Studi MIT Sebut Data Untuk Latih Teknologi AI Akan Habis
Banyak pembatasan yang terkait persetujuan pengguna.
Jakarta, FORTUNE – Data Provenance Initiative, sebuah kelompok studi para peneliti dari Massachusetts Institute of Technology (MIT), mengungkapkan bahwa perusahaan-perusahaan pengembang Teknologi AI tengah menghadapi tantangan kekurangan data untuk melatih kecerdasan buatan atau AI.
Data Provenance Initiative menyebut bahwa pengembangan model teknologi AI makin ambisius dan bertumbuh pesat.
“Namun, pada saat yang sama, situs web mulai membatasi penggunaan teks, gambar, dan videonya dalam pelatihan AI,” ungkap mereka seperti dikutip observer.com (19/7).
Menurut para peneliti, langkah pembatasan ini adalah sebuah krisis yang muncul dalam persetujuan data, yang dipicu oleh kekhawatiran mengenai tantangan etika dan hukum penggunaan data publik oleh AI.
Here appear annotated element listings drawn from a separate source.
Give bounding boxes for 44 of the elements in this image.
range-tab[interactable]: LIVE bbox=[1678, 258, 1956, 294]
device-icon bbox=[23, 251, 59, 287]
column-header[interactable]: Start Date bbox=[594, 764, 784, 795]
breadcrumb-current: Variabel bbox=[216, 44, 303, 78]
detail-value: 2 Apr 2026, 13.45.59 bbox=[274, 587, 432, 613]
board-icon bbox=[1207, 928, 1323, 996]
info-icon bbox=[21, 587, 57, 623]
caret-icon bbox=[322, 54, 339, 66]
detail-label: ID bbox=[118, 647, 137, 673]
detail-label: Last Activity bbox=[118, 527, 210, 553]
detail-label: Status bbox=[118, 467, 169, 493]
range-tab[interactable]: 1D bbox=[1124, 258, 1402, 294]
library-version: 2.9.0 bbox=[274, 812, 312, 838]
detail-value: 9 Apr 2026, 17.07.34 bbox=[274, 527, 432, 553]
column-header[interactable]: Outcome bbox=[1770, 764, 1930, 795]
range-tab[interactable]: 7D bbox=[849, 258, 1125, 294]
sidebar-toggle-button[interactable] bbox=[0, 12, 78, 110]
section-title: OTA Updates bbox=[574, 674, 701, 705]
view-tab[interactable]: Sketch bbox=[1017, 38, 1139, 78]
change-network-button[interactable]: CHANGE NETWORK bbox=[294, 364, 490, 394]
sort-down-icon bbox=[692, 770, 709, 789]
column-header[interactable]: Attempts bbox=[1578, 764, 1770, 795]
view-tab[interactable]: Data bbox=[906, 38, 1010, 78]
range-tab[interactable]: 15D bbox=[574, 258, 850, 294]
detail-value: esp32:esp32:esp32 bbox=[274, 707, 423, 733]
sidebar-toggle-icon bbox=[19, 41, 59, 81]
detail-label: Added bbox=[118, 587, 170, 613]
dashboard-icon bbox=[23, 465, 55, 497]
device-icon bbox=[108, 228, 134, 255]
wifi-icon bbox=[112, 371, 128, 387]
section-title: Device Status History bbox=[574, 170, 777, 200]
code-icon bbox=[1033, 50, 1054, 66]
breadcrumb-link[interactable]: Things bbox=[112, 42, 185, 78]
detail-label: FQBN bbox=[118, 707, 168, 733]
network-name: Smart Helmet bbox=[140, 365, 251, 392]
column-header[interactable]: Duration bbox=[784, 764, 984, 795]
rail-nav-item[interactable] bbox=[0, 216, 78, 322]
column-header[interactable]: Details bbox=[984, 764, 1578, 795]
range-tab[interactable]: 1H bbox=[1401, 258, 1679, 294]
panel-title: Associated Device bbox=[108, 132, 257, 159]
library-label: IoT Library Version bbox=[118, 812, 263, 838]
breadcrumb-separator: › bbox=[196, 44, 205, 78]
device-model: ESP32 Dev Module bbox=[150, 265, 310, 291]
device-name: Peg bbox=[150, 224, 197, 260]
Akibatnya, kebijakan ini juga membatasi sebagian besar situs web untuk lembaga AI komersial dan akademis.
Batasan
Pada kurun April 2023 hingga April 2024, 5 persen dari semua data dan 25 persen data dari sumber berkualitas tertinggi telah dibatasi.
Para peneliti menemukan hal ini melalui pengamatan terhadap 14.000 domain web yang digunakan untuk menyusun tiga set data utama, yang dikenal sebagai C4, RefinedWeb, dan Dolma.
Biasanya, perusahaan pengembang teknologi AI mengumpulkan data lewat bot otomatis yang menjelajahi web. Dalam kasus set data C4, 45 persen data telah dibatasi melalui protokol situs web yang mencegah bot tersebut mengakses konten.
Sementara, bot yang dimiliki OpenAI dibatasi untuk hampir 26 persen sumber data berkualitas tinggi, saat bot Google (GOOGL) hanya dibatasai pada 10 persen dan Meta (META) sekitar 4 persen.
“Jika data tersebut tidak cukup, pasokan data publik untuk melatih model AI diperkirakan akan segera habis. Mengingat laju perusahaan saat ini yang berupaya meningkatkan model AI, pengembang dapat kehabisan data antara 2026 hingga 2032,” demikian studi lain yang dilakukan Epoch AI.
Langkah strategis
Dalam situasi ‘krisis’ ini, beberapa perusahaan justru membuat kesepakatan dengan media untuk mendapatkan akses ke arsipnya.
Sebagai contoh, OpenAI menawarkan kemitraan dengan banyak perusahaan media–seperti Atlantic Fox Media, The Associated Press, Financial Times, Time, dan News Corp–dengan nilai berkisar US$1 juta–5 juta.
Sebagai imbal balik, OpenAI memberikan peluang kepada perusahaan media tadi untuk bisa menggunakan produk ChatGPT dengan bebas.
“Untuk membuka data baru, OpenAI bahkan telah mempertimbangkan untuk menggunakan Whisper, alat pengenalan ucapannya, untuk menyalin video dan audio dari situs web seperti YouTube—metode yang juga telah dibahas oleh Google,” demikian observer.com.
Sementara itu, pengembang AI lainnya, seperti Meta, disebut telah mempertimbangkan untuk mengakuisisi perusahaan penerbitan, seperti Simon & Schuster. Hal ini dilakukan dalam rangka mendapatkan koleksi bukunya yang cukup besar.
Kontradiksi
CEO OpenAI, Sam Altman, juga menambahkan satu solusi lain untuk mengatasi krisis data pelatihan ini, yakni penggunaan data sintesis–data yang dihasilkan oleh model AI, dan bukan manusia.
Menurutnya, data dari internet memang akan habis, tapi “selama Anda dapat melewati cakrawala peristiwa data sintetis yang cukup pintar untuk membuat data sintetis yang baik, saya pikir itu akan baik-baik saja,” kata Altman.
Pendapat lain justru datang dari ilmuwan komputer Stanford, Fei-Fei Li, yang menganggap masalah keterbatasan data adalah pandangan yang sangat sempit. Menurutnya, berbagai sumber data alternatif dan relevan belum dimanfaatkan oleh AI.
"Industri perawatan kesehatan tidak kehabisan data, begitu pula industri seperti pendidikan. Jadi, saya rasa kita tidak kehabisan data," kata Li.